Quem acompanhou, na última segunda-feira (20), a participação do ministro Sérgio Moro (Justiça e Segurança Pública) no programa Roda Viva, da TV Cultura, não demorou a perceber que o ex-juiz da Lava-Jato é candidatíssimo à Presidência da República em 2022, apesar de afirmar o contrário.
O presidente Jair Bolsonaro já havia percebido a intenção do ministro de ocupar o principal gabinete do Palácio do Planalto, por isso passou a adotar um discurso mais ácido na direção de Moro em eventos públicos. Ao mesmo tempo, quando pressionado pela imprensa a respeito dessa frente de conflito com Moro, o presidente desconversava com suas costumeiras galhofas.

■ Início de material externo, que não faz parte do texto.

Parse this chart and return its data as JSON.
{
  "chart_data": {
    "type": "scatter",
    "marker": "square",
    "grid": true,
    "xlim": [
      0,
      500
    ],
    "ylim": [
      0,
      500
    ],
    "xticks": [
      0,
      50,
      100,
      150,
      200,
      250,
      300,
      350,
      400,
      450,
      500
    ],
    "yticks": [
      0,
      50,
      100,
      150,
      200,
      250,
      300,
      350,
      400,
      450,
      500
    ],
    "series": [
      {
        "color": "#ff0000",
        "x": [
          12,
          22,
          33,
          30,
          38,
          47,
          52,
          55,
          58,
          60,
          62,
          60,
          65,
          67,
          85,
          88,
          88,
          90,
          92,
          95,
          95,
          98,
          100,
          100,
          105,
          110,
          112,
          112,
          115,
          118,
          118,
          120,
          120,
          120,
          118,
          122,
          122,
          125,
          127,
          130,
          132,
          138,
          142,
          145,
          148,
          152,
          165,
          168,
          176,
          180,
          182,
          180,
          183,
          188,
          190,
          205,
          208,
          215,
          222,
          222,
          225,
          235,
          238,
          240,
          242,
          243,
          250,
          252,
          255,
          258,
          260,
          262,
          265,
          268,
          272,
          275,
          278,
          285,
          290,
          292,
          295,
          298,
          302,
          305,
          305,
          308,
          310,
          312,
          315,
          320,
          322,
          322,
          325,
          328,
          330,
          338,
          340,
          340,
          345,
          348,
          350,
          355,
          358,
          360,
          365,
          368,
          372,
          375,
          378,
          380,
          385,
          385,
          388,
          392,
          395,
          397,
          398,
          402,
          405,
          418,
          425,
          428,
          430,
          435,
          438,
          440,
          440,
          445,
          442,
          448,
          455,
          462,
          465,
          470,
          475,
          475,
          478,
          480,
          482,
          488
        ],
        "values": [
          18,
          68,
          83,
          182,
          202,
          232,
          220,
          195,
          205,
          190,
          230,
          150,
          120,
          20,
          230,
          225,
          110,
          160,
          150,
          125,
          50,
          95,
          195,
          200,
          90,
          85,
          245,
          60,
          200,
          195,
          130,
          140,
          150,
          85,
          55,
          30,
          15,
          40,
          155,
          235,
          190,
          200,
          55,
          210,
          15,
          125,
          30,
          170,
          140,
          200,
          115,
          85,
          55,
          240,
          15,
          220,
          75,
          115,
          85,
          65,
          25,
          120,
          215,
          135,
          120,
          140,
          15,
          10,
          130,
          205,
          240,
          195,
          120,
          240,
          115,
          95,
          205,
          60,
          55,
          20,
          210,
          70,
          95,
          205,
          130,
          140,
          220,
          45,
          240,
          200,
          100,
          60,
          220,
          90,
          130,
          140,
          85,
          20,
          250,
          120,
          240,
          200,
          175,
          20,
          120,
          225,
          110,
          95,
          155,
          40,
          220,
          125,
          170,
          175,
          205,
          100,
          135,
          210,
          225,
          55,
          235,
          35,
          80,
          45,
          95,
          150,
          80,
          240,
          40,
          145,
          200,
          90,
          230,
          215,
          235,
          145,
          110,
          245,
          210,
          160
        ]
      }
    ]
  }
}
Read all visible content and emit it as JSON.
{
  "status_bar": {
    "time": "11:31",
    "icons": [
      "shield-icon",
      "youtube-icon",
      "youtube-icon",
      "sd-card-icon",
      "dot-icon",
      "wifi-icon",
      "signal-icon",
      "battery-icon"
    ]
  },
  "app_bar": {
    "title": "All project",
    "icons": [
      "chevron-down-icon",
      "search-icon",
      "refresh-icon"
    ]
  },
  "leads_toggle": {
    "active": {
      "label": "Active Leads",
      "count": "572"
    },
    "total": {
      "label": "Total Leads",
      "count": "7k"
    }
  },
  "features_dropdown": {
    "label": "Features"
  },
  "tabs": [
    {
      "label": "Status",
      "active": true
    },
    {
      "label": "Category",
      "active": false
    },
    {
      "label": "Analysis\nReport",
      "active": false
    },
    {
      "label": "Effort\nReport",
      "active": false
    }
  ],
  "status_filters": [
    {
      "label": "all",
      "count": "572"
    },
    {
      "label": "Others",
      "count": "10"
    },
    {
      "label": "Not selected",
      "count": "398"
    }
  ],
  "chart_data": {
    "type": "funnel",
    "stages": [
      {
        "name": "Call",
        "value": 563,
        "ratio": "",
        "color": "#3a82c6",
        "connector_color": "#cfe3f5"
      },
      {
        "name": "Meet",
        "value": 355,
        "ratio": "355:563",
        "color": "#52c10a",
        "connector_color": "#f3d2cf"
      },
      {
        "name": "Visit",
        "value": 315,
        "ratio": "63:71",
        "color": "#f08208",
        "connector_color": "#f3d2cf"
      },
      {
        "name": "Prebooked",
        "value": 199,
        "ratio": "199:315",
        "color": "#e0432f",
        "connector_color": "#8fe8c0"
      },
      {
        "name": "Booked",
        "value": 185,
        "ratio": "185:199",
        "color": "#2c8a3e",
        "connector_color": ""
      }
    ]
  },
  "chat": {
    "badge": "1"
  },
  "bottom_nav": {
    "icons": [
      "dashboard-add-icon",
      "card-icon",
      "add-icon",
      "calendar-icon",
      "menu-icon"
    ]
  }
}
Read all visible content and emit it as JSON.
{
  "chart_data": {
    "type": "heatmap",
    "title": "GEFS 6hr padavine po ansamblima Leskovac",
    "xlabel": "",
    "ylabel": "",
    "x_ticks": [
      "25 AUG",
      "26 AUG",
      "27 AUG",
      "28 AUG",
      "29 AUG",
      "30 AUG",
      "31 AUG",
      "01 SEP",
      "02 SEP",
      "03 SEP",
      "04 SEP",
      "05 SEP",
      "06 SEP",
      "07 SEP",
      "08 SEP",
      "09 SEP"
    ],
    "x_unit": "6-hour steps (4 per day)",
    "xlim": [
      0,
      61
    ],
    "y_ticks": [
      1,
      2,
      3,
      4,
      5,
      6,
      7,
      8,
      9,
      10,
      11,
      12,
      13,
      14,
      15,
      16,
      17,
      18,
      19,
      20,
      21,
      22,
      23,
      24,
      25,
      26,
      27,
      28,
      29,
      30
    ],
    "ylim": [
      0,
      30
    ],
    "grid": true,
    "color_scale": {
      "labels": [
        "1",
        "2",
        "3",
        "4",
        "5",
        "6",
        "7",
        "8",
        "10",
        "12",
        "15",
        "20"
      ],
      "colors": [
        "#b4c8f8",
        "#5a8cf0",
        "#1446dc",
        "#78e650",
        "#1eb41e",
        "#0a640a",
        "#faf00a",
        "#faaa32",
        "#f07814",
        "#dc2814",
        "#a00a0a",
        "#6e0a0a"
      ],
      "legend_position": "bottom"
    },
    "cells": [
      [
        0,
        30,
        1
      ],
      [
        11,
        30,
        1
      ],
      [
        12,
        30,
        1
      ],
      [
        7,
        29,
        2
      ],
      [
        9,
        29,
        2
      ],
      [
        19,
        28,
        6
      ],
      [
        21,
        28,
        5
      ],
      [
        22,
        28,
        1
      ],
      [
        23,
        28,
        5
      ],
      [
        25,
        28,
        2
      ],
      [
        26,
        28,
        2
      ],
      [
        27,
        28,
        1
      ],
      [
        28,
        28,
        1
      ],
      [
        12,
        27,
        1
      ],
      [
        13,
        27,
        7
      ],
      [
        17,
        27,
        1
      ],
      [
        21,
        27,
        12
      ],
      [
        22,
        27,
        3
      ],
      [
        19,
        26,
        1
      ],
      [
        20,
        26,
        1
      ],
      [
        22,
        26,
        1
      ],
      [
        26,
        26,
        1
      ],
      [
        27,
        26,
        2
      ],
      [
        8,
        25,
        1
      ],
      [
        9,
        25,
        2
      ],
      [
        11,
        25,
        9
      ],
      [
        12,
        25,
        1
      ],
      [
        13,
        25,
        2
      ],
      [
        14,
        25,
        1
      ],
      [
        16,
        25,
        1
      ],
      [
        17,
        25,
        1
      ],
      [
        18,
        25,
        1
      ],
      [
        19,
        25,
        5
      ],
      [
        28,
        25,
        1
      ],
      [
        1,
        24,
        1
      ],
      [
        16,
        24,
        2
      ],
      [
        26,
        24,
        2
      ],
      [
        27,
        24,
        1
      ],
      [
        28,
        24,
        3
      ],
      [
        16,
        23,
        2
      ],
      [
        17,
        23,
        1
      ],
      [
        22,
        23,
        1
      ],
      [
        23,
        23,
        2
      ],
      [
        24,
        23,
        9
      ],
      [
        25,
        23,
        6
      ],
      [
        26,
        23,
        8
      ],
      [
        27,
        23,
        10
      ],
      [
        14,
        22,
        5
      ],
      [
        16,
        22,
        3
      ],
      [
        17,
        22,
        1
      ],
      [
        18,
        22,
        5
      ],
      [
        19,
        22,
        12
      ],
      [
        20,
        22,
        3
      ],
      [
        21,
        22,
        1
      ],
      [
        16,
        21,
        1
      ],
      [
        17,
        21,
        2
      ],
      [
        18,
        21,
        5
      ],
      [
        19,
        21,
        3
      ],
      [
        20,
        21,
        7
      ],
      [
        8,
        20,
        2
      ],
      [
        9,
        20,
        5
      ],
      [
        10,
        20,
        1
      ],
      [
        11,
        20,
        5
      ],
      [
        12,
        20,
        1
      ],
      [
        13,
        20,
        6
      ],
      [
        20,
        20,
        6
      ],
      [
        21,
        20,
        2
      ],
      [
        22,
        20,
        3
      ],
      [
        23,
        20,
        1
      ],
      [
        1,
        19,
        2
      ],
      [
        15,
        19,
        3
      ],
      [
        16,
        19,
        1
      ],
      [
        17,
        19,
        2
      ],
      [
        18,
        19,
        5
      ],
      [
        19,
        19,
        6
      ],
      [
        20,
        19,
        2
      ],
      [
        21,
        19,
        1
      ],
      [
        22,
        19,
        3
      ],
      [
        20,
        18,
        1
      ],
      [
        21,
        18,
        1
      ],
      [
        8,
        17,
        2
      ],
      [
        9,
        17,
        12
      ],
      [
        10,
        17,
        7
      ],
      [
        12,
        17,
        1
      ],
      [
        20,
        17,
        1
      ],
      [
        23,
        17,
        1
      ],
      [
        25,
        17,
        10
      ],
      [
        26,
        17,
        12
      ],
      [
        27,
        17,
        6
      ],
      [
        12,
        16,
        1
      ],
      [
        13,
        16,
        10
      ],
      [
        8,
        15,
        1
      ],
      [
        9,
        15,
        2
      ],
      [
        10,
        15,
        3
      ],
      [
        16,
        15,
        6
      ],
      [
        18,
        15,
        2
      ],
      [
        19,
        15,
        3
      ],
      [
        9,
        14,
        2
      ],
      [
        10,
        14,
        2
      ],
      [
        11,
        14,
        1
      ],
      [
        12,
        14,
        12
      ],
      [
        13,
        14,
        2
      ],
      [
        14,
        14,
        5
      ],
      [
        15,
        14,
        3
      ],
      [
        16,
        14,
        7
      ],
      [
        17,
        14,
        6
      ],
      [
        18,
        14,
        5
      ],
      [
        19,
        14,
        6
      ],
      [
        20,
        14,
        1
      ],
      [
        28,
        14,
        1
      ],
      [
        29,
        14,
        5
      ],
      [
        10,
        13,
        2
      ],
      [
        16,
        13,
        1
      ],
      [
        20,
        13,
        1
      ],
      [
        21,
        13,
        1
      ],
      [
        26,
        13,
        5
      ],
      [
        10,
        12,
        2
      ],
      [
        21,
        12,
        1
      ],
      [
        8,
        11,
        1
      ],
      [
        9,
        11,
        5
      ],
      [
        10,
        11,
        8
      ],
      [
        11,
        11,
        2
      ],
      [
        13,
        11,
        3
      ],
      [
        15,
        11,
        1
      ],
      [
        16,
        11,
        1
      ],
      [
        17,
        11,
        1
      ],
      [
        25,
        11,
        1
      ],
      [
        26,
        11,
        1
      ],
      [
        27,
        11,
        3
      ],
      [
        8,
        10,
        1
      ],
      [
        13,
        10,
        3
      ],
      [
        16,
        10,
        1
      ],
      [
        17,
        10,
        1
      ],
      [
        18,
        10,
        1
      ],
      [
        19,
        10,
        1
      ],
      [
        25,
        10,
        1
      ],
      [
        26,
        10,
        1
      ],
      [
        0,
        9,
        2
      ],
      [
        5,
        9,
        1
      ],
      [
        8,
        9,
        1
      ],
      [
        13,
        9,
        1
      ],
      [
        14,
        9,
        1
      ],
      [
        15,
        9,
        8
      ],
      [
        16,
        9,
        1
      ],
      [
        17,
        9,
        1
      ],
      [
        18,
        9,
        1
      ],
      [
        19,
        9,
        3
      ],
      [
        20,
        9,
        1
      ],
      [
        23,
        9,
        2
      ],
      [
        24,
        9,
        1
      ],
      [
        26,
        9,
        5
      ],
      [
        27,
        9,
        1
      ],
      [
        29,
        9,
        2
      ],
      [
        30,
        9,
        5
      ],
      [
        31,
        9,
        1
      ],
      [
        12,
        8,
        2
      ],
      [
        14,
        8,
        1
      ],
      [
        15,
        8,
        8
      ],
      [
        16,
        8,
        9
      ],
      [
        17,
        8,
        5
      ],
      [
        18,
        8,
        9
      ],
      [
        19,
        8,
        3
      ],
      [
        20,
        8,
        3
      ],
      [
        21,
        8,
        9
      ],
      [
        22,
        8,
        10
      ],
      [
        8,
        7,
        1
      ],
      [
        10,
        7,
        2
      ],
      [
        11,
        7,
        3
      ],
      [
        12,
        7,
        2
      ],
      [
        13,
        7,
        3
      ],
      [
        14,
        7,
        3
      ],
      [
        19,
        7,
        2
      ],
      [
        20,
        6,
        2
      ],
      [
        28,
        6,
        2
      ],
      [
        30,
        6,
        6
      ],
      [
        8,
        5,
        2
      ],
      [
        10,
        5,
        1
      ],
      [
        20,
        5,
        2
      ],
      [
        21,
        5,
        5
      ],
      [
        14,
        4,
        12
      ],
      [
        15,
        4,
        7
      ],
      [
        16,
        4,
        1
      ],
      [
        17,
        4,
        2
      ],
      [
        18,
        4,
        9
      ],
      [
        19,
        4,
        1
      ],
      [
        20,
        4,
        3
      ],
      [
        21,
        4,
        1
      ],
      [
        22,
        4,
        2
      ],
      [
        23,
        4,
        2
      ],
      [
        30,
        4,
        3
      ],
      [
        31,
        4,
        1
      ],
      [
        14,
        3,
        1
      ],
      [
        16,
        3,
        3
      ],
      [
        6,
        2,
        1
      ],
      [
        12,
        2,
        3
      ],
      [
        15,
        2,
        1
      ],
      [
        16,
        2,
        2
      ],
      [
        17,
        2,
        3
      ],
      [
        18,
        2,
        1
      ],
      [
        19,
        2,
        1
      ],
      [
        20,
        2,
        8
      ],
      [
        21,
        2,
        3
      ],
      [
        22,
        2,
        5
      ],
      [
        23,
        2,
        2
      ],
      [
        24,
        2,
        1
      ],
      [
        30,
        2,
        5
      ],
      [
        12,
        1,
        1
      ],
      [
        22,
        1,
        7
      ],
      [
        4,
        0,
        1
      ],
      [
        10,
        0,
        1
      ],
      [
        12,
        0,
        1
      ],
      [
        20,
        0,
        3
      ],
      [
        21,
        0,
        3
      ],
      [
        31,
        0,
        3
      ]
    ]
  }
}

Depois da entrevista de Moro ao Roda Viva e com a declaração do ministro de ser contra a federalização do caso Marielle Franco, apesar de afirmar ter em suas mãos a “chave” do caso, Bolsonaro decidiu partir para a ofensiva, dando contornos ainda mais beligerantes aos subterrâneos do poder, que só quem conhece com certa dose de intimidade sabe como funciona.
O presidente da República confirmou nesta quinta-feira (23) que estuda a recriação do Ministério da Segurança Pública, decisão que, se confirmada, esvaziará o poder de Moro no âmbito do governo. Até porque, o ex-juiz será responsável apenas pelas questões relacionadas à pasta da Justiça.
O projeto que “ressuscita” o Ministério da Segurança Pública é uma reivindicação dos secretários estaduais, que se reuniram com Bolsonaro na quarta-feira para tratar assuntos relacionados ao tema. Nesta quinta-feira, ao deixar o Palácio da Alvora, Bolsonaro disse que é normal que o ministro seja contrário à ideia, mas ressaltou que o presidente da Câmara dos Deputados, Rodrigo Maia (DEM-RJ), e os membros da Comissão de Segurança Pública da Casa legislativa são favoráveis à recriação da pasta.
“É comum receber demanda de toda a sociedade. E ontem eles (secretários) pediram para mim a possibilidade de recriar o Ministério da Segurança. Isso é estudado. Estudado com o Moro. Lógico que o Moro deve ser contra, mas é estudado com os demais ministros. O Rodrigo Maia é favorável à criação da Segurança. Acredito que a Comissão de Segurança Pública (da Câmara), como trabalhou ano passado, também seja favorável. Temos que ver como se comporta esse setor da sociedade para melhor decidir”, disse o presidente da República, que havia anunciado no dia anterior sua decisão de não mais falar com os jornalistas.
Quem desconhece o modus operandi da política, em especial a brasileira, sequer imagina como se dá o enxadrismo político nos bastidores. Há na decisão de Jair Bolsonaro um amontoado de interesses, que vai desde a sua eventual reeleição até a preservação do status político do próprio clã, que balança à beira do precipício com o caso das malfadadas “rachadinhas”, escândalo que tem na proa o senador Flávio Bolsonaro e o ex-assessor parlamentar Fabrício Queiroz, um especialista no milagre da multiplicação das cédulas.
Sérgio Moro, por sua vez, que desde os tempos de Lava-Jato vem desenhando um canhestro projeto de poder, não vem medindo esforços para alcançar seu objetivo, que é subir a rampa do Palácio do Planalto com direito à faixa presidencial. Para tal, Moro aposta na eventual condenação de Flávio Bolsonaro, que, se confirmada, poderá desgastar politicamente o presidente da República e seu projeto de reeleição.
Enquanto essa silenciosa e covarde queda de braços acontece nos escaninhos da Esplanada dos Ministérios, o contribuinte brasileiro continua trabalhando arduamente para financiar o Estado, como um todo, agora com mais uma pesada fatura pela frente: os custos de um novo ministério. Para a sorte da população, Bolsonaro, logo após assumir a Presidência, criticou de forma voraz o que chamou de “velha política”. Imagine, caro leitor, se não tivesse feito isso!